La nostra Call to Action e i tre pilastri menzionati sorreggono la nostra indicazione politica dei prossimi anni a livello mondiale. Li abbiamo sempre presenti, ben consapevoli che non saremo soli: ci accompagnano infatti moltissime organizzazioni, movimenti e associazioni, che nel mondo chiedono un mondo più giusto. Anzi, più buono, più pulito e più giusto per tutti!
Un albero per ogni socio di Slow Food nei prossimi quattro anni: tra le iniziative che avete in programma, questa ci ha colpito non poco.
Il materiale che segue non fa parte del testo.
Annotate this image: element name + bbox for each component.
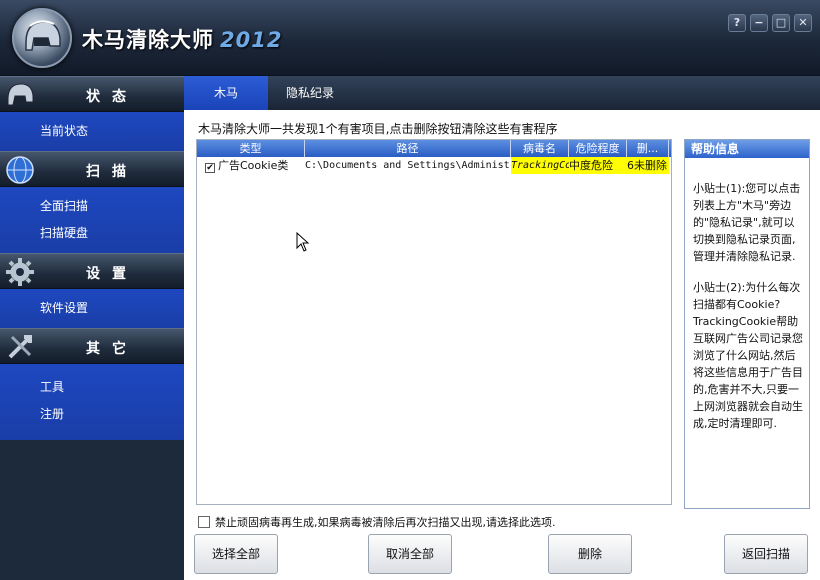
sidebar-item-current-status[interactable]: 当前状态 bbox=[0, 118, 184, 145]
sidebar-section-status[interactable]: 状态 bbox=[0, 76, 184, 112]
sidebar-item-software-settings[interactable]: 软件设置 bbox=[0, 295, 184, 322]
main-panel: 木马 隐私纪录 木马清除大师一共发现1个有害项目,点击删除按钮清除这些有害程序 … bbox=[184, 76, 820, 580]
cell-virus-name: TrackingCo bbox=[511, 157, 569, 174]
option-label: 禁止顽固病毒再生成,如果病毒被清除后再次扫描又出现,请选择此选项. bbox=[215, 516, 556, 529]
title-bar: 木马清除大师 2012 ? − □ ✕ bbox=[0, 0, 820, 76]
cell-type-text: 广告Cookie类 bbox=[218, 159, 289, 172]
back-to-scan-button[interactable]: 返回扫描 bbox=[724, 534, 808, 574]
sidebar-item-tools[interactable]: 工具 bbox=[0, 374, 184, 401]
app-logo bbox=[12, 8, 72, 68]
sidebar-section-settings[interactable]: 设置 bbox=[0, 253, 184, 289]
help-tip-1: 小贴士(1):您可以点击列表上方"木马"旁边的"隐私记录",就可以切换到隐私记录… bbox=[693, 182, 801, 263]
app-title: 木马清除大师 2012 bbox=[82, 24, 282, 54]
table-header: 类型 路径 病毒名 危险程度 删... bbox=[197, 140, 671, 157]
mouse-cursor-icon bbox=[296, 232, 310, 252]
sidebar-section-other[interactable]: 其它 bbox=[0, 328, 184, 364]
row-checkbox[interactable]: ✔ bbox=[205, 163, 215, 173]
column-header-type[interactable]: 类型 bbox=[197, 140, 305, 157]
column-header-virus-name[interactable]: 病毒名 bbox=[511, 140, 569, 157]
sidebar-section-label: 其它 bbox=[86, 341, 138, 357]
results-table[interactable]: 类型 路径 病毒名 危险程度 删... ✔ 广告Cookie类 C:\Docume… bbox=[196, 139, 672, 505]
close-button[interactable]: ✕ bbox=[794, 14, 812, 32]
scan-summary: 木马清除大师一共发现1个有害项目,点击删除按钮清除这些有害程序 bbox=[198, 122, 558, 136]
tab-privacy-records[interactable]: 隐私纪录 bbox=[268, 76, 352, 110]
delete-button[interactable]: 删除 bbox=[548, 534, 632, 574]
help-title: 帮助信息 bbox=[685, 140, 809, 158]
sidebar-section-label: 扫描 bbox=[86, 164, 138, 180]
window-controls: ? − □ ✕ bbox=[728, 14, 812, 32]
block-regeneration-option[interactable]: 禁止顽固病毒再生成,如果病毒被清除后再次扫描又出现,请选择此选项. bbox=[198, 514, 556, 530]
sidebar-section-label: 设置 bbox=[86, 266, 138, 282]
tools-icon bbox=[8, 335, 32, 359]
sidebar: 状态 当前状态 扫描 全面扫描 扫描硬盘 设置 软件设置 其它 工具 注册 bbox=[0, 76, 184, 580]
sidebar-section-scan[interactable]: 扫描 bbox=[0, 151, 184, 187]
help-text: 小贴士(1):您可以点击列表上方"木马"旁边的"隐私记录",就可以切换到隐私记录… bbox=[685, 158, 809, 432]
app-title-text: 木马清除大师 bbox=[82, 28, 214, 52]
tab-bar: 木马 隐私纪录 bbox=[184, 76, 820, 110]
table-row[interactable]: ✔ 广告Cookie类 C:\Documents and Settings\Adm… bbox=[197, 157, 671, 174]
help-tip-2: 小贴士(2):为什么每次扫描都有Cookie? TrackingCookie帮助… bbox=[693, 281, 803, 430]
help-button[interactable]: ? bbox=[728, 14, 746, 32]
help-panel: 帮助信息 小贴士(1):您可以点击列表上方"木马"旁边的"隐私记录",就可以切换… bbox=[684, 139, 810, 509]
sidebar-item-full-scan[interactable]: 全面扫描 bbox=[0, 193, 184, 220]
deselect-all-button[interactable]: 取消全部 bbox=[368, 534, 452, 574]
helmet-logo-icon bbox=[25, 20, 61, 51]
cell-delete-status: 6未删除 bbox=[627, 157, 669, 174]
column-header-risk-level[interactable]: 危险程度 bbox=[569, 140, 627, 157]
option-checkbox[interactable] bbox=[198, 516, 210, 528]
cell-type: ✔ 广告Cookie类 bbox=[197, 157, 305, 174]
sidebar-section-label: 状态 bbox=[86, 89, 138, 105]
column-header-delete[interactable]: 删... bbox=[627, 140, 669, 157]
sidebar-section-body: 工具 注册 bbox=[0, 364, 184, 440]
app-year: 2012 bbox=[220, 28, 283, 52]
gear-icon bbox=[6, 258, 34, 286]
sidebar-item-register[interactable]: 注册 bbox=[0, 401, 184, 428]
sidebar-section-body: 当前状态 bbox=[0, 112, 184, 151]
column-header-path[interactable]: 路径 bbox=[305, 140, 511, 157]
sidebar-section-body: 软件设置 bbox=[0, 289, 184, 328]
globe-icon bbox=[6, 156, 34, 184]
sidebar-section-body: 全面扫描 扫描硬盘 bbox=[0, 187, 184, 253]
minimize-button[interactable]: − bbox=[750, 14, 768, 32]
sidebar-item-scan-disk[interactable]: 扫描硬盘 bbox=[0, 220, 184, 247]
cell-risk-level: 中度危险 bbox=[569, 157, 627, 174]
cell-path: C:\Documents and Settings\Administ bbox=[305, 160, 510, 171]
select-all-button[interactable]: 选择全部 bbox=[194, 534, 278, 574]
helmet-icon bbox=[7, 83, 34, 106]
tab-trojan[interactable]: 木马 bbox=[184, 76, 268, 110]
maximize-button[interactable]: □ bbox=[772, 14, 790, 32]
È davvero una bella sfida, ma magari riusciremo a piantarne ancora di più! Questa idea nasce dalla nostra amicizia con Alberitalia, che da comitato è diventato recentemente una fondazione di cui siamo soci. L’obiettivo è piantare 60 milioni di alberi e noi facciamo la nostra parte con un albero per ogni socio: alberi di varietà adeguate che devono trovare il luogo di piantumazione adatto affinché lo si possa normativamente definire “bosco”. A quel punto quell’area è tutelata e svolge il suo ruolo vitale in molti modi: tramite il sequestro di CO2, la produzione di ossigeno, fungendo da area di riequilibrio naturale, tutelando il suolo, salvando il paesaggio…
In questo Alberitalia fornisce il suo know how e noi una rete sensibile ai temi ambientali, ma contiamo sugli enti pubblici per mettere a disposizione terreni adeguati, soprattutto nelle aree urbane e periurbane, sostenendoci in questa bella visione collettivamente verde.